Ein Modell ist eine hervorragendes Referenz für die Bestandsaufnahme. Ich habe allerdings ein Problem damit, wenn es als „Malen nach Zahlen“, als Blaupause verwendet wird. Bitte nicht. Ein gutes Referenzmodell ist immer ein Rahmen, eine Reflexionshilfe. Modelle sind naturgemäß immer auch eine Vereinfachung der komplexen Realität und daher ohne kritische Selbstreflexion alles andere als hilfreich in der Anwendung. Das gilt auch für das hier im Podcast der Produkwerker vorgestellte Modell der Product Ownership Evolution.

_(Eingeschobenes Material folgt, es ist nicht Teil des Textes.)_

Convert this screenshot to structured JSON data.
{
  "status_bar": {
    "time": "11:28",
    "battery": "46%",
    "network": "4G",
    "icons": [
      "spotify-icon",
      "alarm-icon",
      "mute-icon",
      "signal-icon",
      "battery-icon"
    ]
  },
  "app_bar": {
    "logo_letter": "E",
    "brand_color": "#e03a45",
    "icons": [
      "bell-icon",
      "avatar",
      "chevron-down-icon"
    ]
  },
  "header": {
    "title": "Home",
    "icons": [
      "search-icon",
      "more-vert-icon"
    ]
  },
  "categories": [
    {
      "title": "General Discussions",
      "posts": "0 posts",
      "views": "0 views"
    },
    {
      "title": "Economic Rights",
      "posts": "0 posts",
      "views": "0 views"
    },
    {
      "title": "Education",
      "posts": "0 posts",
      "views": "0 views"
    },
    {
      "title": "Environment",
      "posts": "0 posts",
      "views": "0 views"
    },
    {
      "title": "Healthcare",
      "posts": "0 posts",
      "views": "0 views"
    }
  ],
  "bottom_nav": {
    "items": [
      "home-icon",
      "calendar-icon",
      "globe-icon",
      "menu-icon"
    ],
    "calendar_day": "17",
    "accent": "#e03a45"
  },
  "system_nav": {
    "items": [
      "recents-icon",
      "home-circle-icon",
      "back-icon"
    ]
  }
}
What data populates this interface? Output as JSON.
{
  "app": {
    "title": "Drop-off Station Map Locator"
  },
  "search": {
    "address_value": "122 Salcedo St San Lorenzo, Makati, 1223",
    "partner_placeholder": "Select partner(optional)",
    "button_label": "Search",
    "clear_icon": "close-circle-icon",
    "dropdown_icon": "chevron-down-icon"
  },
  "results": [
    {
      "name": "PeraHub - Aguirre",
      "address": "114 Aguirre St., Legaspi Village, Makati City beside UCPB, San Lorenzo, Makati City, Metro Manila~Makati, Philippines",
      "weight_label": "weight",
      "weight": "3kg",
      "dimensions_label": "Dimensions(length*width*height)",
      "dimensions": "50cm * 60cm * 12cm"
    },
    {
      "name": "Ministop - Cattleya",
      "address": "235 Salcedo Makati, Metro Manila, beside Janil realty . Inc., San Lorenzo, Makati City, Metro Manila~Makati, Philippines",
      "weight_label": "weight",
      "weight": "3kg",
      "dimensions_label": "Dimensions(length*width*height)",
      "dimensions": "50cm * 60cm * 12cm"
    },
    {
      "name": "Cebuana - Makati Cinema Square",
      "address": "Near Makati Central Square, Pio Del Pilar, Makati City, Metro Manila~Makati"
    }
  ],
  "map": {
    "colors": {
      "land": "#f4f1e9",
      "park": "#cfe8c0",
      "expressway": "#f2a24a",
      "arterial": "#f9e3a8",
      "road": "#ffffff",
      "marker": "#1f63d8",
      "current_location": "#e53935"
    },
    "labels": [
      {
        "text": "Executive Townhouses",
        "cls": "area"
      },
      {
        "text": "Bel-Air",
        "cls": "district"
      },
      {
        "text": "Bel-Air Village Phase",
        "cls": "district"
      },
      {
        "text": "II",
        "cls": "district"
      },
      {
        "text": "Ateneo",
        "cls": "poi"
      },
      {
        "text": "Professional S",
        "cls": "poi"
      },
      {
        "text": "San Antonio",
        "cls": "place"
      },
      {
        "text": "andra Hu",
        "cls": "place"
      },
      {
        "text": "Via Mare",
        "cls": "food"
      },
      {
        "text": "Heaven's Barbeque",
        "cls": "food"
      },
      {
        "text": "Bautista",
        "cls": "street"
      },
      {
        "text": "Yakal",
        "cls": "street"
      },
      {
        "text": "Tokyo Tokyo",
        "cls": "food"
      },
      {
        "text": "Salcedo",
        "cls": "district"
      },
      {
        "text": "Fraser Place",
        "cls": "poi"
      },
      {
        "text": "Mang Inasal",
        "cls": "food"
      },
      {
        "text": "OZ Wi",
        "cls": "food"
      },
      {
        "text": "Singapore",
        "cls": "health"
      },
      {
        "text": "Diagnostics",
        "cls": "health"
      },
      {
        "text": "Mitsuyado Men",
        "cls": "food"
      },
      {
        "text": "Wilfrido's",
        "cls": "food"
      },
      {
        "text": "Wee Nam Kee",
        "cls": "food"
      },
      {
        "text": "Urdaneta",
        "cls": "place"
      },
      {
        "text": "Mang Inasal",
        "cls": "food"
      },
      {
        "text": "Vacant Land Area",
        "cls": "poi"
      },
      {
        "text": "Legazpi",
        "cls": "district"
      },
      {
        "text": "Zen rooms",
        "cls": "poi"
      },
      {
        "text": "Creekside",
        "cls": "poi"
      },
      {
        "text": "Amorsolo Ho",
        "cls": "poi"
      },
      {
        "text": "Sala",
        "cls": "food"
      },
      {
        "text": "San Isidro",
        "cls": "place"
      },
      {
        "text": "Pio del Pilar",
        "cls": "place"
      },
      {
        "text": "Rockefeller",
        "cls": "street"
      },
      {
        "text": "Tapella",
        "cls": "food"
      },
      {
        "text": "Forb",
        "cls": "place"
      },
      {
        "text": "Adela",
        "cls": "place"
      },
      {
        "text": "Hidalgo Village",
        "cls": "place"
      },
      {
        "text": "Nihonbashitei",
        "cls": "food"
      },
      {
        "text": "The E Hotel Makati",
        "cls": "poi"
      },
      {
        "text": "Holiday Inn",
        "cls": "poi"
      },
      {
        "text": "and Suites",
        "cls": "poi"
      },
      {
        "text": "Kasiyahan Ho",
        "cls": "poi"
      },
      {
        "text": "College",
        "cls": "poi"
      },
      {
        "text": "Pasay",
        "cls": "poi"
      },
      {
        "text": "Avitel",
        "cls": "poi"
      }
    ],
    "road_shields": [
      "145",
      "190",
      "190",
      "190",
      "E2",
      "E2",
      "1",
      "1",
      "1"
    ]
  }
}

Als Denkhilfe sehr wertvoll.

https://produktwerker.de/poem-product-ownership-evolution-model/

Metriken für Scrum Teams | Ein Experiment für sinnvolle Metriken

Maßnahmen sind ein Kapitel für sich. Sie machen Sinn, wenn sie immer wieder kritisch reflektiert und auf ihren Nutzen hin überprüft werden. Messen um des Messens willen erlebe ich viel zu oft. Gerade in Form von sogenannten KPIs, die in meinen Augen für viele nur „Schulterklopfzahlen“ ohne Aussagekraft und Nutzen sind, da sie weder etwas über den geschaffenen Wert noch über die erreichten Verbesserungen aussagen. Auf der anderen Seite brauchen wir Metriken, um sichtbar zu machen, ob wir Verbesserungen in der Ergebnisqualität und andere gesetzte Ziele erreichen oder nicht. Hier gefällt mir das “ Liberator“-Experiment sehr gut, weil es einerseits die Stakeholder einbezieht und andererseits die Ergebnisqualität in den Mittelpunkt stellt. Ansonsten halte ich es mit Anderson, der im Zusammenhang mit Fit for Purpose „Wohlfühl-Metriken“ als Indiz dafür sieht, dass etwas Grundsätzliches nicht stimmt. Wenn ihr den Bedarf seht, den Happiness-Index im Team sichtbar zu machen, dann schaut genauer hin. Warum habt ihr diesen Bedarf? Was läuft grundsätzlich so schief, dass es ein Thema ist? Denn in einem guten Team sollte es keinen Bedarf dafür geben. Nur so nebenbei. Und denkt daran: Metriken, die gut sind, schaffen Nutzen und sind damit hilfreich. Daran kann man gut erkennen, ob eine Metrik sinnvoll ist oder nicht.

https://medium.com/the-liberators/experiment-create-a-low-tech-metrics-dashboard-to-track-outcomes-82e4b850f0c7

Skalierung | Scrum-Teams mit Nexus skalieren

Es muss nicht immer gleich SAFe sein, wenn die Notwendigkeit zur Skalierung besteht. Es gibt viele Varianten, die je nach Situation, Kontext und Aufgabe mehr oder weniger geeignet sind. Nexus ist eine davon. Lars Richter stellt hier kurz die Grundlagen vor. Übrigens: Wer entlang eines Wertstroms oder vertikal skalieren muss, sollte Kanban nicht vergessen. Das wirkt hier Wunder – ganz ohne die Musterblaupausen von SAFe und den Zertifikatskram (die hier übrigens auch Kanban assimiliert haben).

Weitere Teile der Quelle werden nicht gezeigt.